Woran sich eine Reform orientieren sollte
Eine Reform sollte sich deshalb an einem einfachen Prinzip orientieren: Erhöhung des Aufkommens aus der Steuer, bei Gleichbehandlung der Vermögensarten und Schutz wirtschaftlicher Leistungsfähigkeit. Ob Vermögen als Immobilien-, Finanz- oder Betriebsvermögen gehalten wird, sollte grundsätzlich keinen Unterschied für die steuerliche Behandlung machen. Entscheidend sollte der Umfang des übertragenen Vermögens sein, nicht seine rechtliche Form. Die bestehenden Freibeträge könnten weitgehend erhalten bleiben und damit gewährleisten, dass gewöhnliche Familienvermögen auch künftig nicht oder allenfalls gering belastet werden. Die heute bestehenden Privilegien insbesondere für große Unternehmensvermögen sollten dagegen zurückgeführt werden, wobei Unternehmen allerdings vor Liquiditätsengpässen geschützt werden müssten. Dieses Ziel lässt sich durch Stundungsregelungen und langfristige Ratenzahlungen erreichen. Auf diese Weise ließe sich das Steueraufkommen spürbar erhöhen, ohne die wirtschaftliche Substanz der Unternehmen zu gefährden. So würde die Erbschaftsteuer nicht mit Erwartungen überfrachtet werden, die sie nicht erfüllen kann, aber ebenso wenig mit Befürchtungen, die empirisch unbegründet sind. Eine Erhöhung der Erbschaftsteuer wird weder die soziale Ungleichheit beseitigen noch den Wirtschaftsstandort gefährden.

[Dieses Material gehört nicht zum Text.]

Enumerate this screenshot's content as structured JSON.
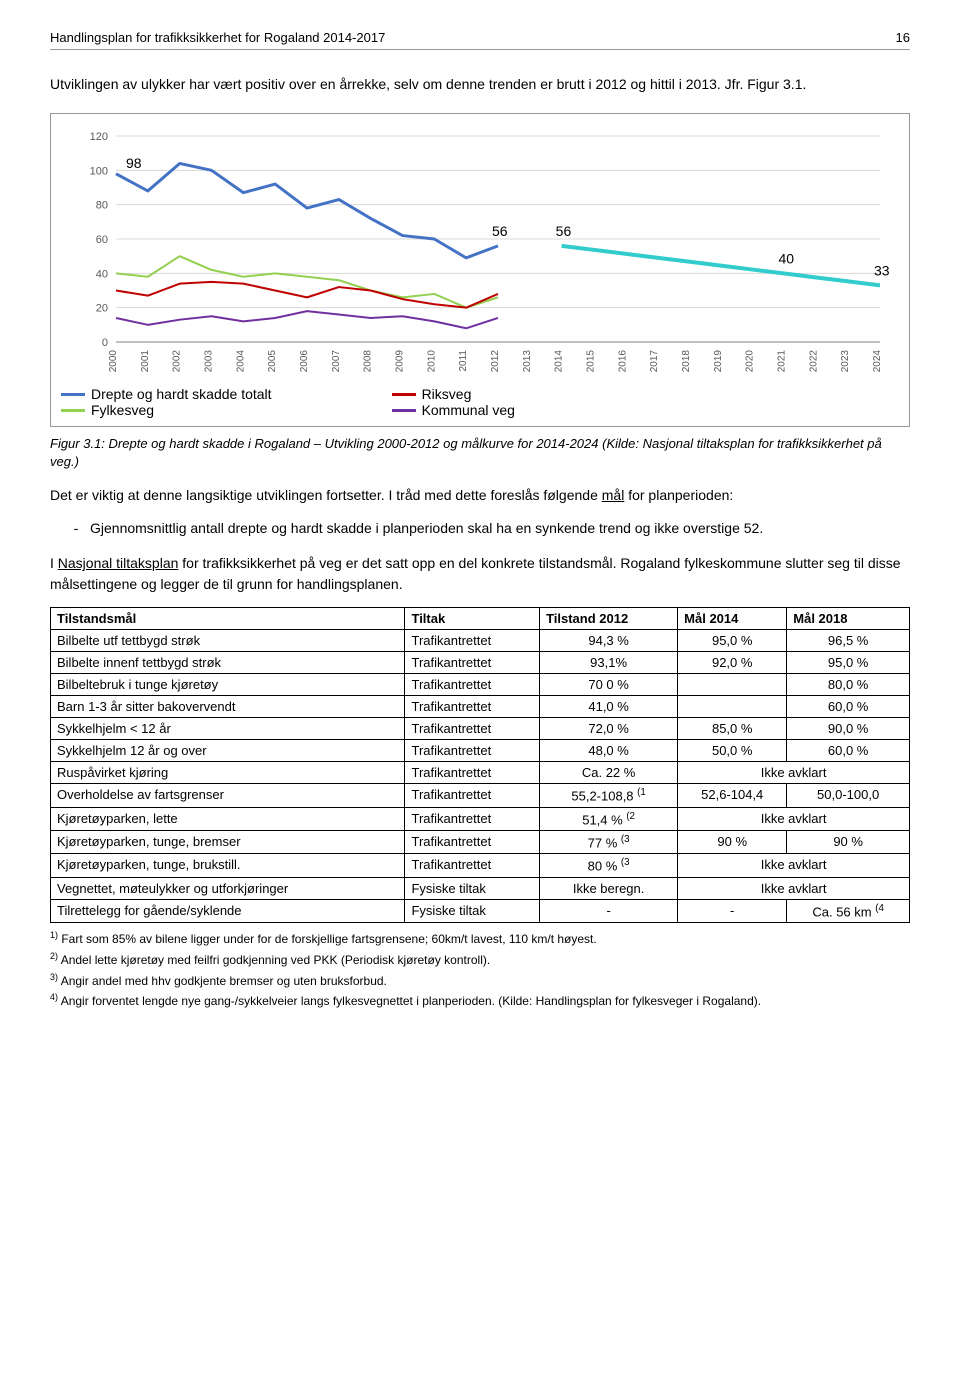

Allerdings würde eine solche Reform dazu beitragen, die Finanzierung wachsender öffentlicher Aufgaben auf eine breitere Grundlage zu stellen. In einer Zeit, in der nahezu alle gesellschaftlichen Gruppen zusätzliche Lasten werden tragen müssen, spricht vieles dafür, auch große leistungslos erworbene Vermögen stärker heranzuziehen. Nicht weil damit soziale Ungleichheit verschwinden würde, sondern weil auch die leistungsfähigen Eigentümer einen an ihrem Vermögen bemessenen Beitrag zur Finanzierung des Gemeinwesens leisten sollten.
Der vorliegende Beitrag basiert auf: Jens Beckert, „Die Erbschaftsteuer zwischen Symbolpolitik und Fiskalbedarf“, ifo Schnelldienst 79 (1), 2026, S. 32–35.